A bombshell report released Wednesday by the majority staff of the Senate Homeland Security Permanent Subcommittee on Investigations revealed that the Obama administration secretly plotted to give Iran access to the U.S. financial system as a sweetener for the 2015 nuclear deal.
This effectively helped Iran evade sanctions that were not lifted as part of the JCPOA, as it is formally known. The report also details how Obama officials blatantly lied to Congress and the American people about this special arrangement.
The Senate report cites four occasions when Obama officials “publicly stated that Iranian access to the U.S. financial system was not part of the relief specified in the JCPOA,” detailed as follows:
First, on July 23, 2015, U.S. Treasury Secretary Jack Lew testified before the U.S. Senate Committee on Foreign Relations concerning the nature of the potential sanctions relief contained in the JCPOA. Secretary Lew stated that the JCPOA would “suspend nuclear-related secondary sanctions,” but that “a number of key sanctions will remain in place.” Specifically, Secretary Lew explained that “Iranian banks will not be able to clear U.S. dollars through New York, hold correspondent account relationships with U.S. financial institutions, or enter into financing arrangements with U.S. banks.” He further testified that “Iran, in other words, will continue to be denied access to the world’s largest financial and commercial market.”
Second, on August 5, 2015, Adam Szubin, the Acting Under Secretary of the Treasury for Terrorism and Financial Intelligence, testified before the U.S. Senate Committee on Banking, Housing, and Urban Affairs that “Iran will be denied access to the world’s most important market and unable to deal in the world’s most important currency,” referring to the U.S. financial system and the U.S. dollar. He also stated that “Iranian banks will not be able to clear U.S. dollars through New York, hold correspondent account relationships with U.S. financial institutions, or enter into financing arrangements with U.S. banks.”
Third, in testimony before the U.S. Senate Committee on Banking, Housing, and Urban Affairs on September 17, 2015, Mr. Szubin again assured lawmakers that “no Iranian banks can access the U.S. financial system, not to open an account, not to purchase a security, and not even to execute a dollarized transaction where a split–second’s worth of business is done in a New York clearing bank.”
Fourth, on September 16, 2015, Mr. Szubin gave a public address to the Washington Institute for Near East Policy where he discussed the sanctions that would remain after Implementation Day.
There, Mr. Szubin stated: “Iran will not be able to open bank accounts with U.S. banks, nor will Iran be able to access the U.S. banking sector, even for that momentary transaction to, what we call, dollarize a foreign payment. … That is not in the cards. That is not part of the relief offered under the JCPOA.”
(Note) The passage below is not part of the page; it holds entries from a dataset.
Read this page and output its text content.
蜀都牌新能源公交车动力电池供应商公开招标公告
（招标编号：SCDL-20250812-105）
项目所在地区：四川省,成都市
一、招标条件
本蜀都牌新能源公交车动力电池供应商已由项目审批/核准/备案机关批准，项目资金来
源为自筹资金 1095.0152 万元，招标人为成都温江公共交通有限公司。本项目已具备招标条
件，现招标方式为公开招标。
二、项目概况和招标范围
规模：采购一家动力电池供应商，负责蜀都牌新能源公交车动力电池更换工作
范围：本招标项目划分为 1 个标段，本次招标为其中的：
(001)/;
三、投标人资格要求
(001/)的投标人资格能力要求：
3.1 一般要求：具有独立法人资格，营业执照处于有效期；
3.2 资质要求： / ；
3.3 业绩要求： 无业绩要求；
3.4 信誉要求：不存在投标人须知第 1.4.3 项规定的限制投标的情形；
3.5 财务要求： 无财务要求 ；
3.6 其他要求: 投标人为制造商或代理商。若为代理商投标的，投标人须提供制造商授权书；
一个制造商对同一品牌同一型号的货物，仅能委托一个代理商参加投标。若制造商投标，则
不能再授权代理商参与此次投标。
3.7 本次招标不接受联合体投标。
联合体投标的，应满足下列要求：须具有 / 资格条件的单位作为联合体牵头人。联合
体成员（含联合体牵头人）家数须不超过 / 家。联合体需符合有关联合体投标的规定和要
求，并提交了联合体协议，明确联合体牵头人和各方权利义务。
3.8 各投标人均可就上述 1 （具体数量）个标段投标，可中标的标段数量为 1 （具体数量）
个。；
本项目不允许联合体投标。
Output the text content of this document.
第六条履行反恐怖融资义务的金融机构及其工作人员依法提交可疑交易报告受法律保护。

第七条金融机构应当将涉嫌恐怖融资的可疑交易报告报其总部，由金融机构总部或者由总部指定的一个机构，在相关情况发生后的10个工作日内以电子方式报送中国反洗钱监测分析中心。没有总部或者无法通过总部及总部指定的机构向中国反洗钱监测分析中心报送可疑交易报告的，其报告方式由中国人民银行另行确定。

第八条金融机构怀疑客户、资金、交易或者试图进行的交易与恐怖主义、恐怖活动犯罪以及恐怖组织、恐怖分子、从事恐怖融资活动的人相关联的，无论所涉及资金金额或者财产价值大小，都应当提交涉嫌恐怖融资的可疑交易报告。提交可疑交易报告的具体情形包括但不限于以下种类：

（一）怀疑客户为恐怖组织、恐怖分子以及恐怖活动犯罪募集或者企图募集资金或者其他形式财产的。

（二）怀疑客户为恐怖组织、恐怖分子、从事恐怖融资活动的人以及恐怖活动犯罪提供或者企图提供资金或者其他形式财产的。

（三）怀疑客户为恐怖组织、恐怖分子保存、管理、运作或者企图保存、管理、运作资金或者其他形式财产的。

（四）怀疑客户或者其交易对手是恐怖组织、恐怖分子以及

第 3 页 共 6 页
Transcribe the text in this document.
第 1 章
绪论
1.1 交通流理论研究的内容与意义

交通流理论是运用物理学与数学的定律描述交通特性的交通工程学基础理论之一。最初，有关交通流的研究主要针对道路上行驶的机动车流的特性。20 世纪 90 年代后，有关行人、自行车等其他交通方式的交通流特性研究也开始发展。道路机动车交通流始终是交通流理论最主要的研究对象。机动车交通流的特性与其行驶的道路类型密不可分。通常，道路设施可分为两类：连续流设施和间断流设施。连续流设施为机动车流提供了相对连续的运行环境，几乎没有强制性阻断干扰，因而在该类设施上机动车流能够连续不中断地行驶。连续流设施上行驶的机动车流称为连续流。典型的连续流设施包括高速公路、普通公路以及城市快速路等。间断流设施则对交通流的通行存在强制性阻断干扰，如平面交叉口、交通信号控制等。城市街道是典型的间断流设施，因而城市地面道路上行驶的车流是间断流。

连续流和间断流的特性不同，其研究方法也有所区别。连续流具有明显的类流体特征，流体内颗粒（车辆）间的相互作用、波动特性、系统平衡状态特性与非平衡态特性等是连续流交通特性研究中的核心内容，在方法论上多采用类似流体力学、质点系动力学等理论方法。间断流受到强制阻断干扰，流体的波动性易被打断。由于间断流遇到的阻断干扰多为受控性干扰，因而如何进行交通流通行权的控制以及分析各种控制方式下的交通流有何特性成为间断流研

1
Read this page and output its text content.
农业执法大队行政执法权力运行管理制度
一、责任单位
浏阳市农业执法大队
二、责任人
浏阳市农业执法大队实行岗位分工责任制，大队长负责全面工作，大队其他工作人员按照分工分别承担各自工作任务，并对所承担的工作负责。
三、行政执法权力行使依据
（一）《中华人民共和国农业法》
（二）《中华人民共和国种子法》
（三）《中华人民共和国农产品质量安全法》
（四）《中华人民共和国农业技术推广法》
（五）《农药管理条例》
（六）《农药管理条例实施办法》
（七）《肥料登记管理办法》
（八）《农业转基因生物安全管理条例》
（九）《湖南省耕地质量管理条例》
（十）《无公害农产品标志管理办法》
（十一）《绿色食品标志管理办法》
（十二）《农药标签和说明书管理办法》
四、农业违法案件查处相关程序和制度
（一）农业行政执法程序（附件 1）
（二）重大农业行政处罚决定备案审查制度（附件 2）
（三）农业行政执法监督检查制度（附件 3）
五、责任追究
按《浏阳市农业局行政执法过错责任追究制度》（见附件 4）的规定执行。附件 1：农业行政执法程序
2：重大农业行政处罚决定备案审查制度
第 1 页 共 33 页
Both Secretary Lew and Mr. Szubin testified that Iran would not have access to the U.S. financial system. This public testimony mirrored what OFAC and State Department officials told foreign financial institutions and other investors around the world, as detailed in the following section.
The Senate report goes on to discuss the “roadshows” held by Obama administration officials for foreign governments and investors, explaining how sanctions relief under the JCPOA would work. It was repeatedly stated in these roadshows that “the U.S. financial system remained off-limits for foreign financial institutions conducting business on behalf of Iran.”
“U.S. government officials repeated this particular advice – to not use the U.S. financial system for transactions involving Iran – multiple times to bankers and business development leaders in countries including Switzerland, England, and Germany,” the Senate report notes.
At the same time, the roadshows featured a good deal of nudging and winking to the effect that the Obama administration would not vigorously pursue violations that favored Iran. At one of the most important roadshows in London, a Treasury official said violations would be addressed with simple warning letters “95 percent of the time.”
Despite these assurances, the Obama plan to convert $5.7 billion in currency to U.S. dollars fell apart because the two American banks asked to handle the transaction refused the request.
“The Obama administration misled the American people and Congress because they were desperate to get a deal with Iran. Despite claims both before and after the Iran deal was completed that the U.S. financial system would remain off limits, the Obama administration issued a specific license allowing Iran to convert billions of dollars in assets using the U.S. financial system,” subcommittee chairman Sen. Rob Portman (R-OH) said on Wednesday.
Portman added that the report includes a number of transparency recommendations to “ensure these secret side deals never happen again.”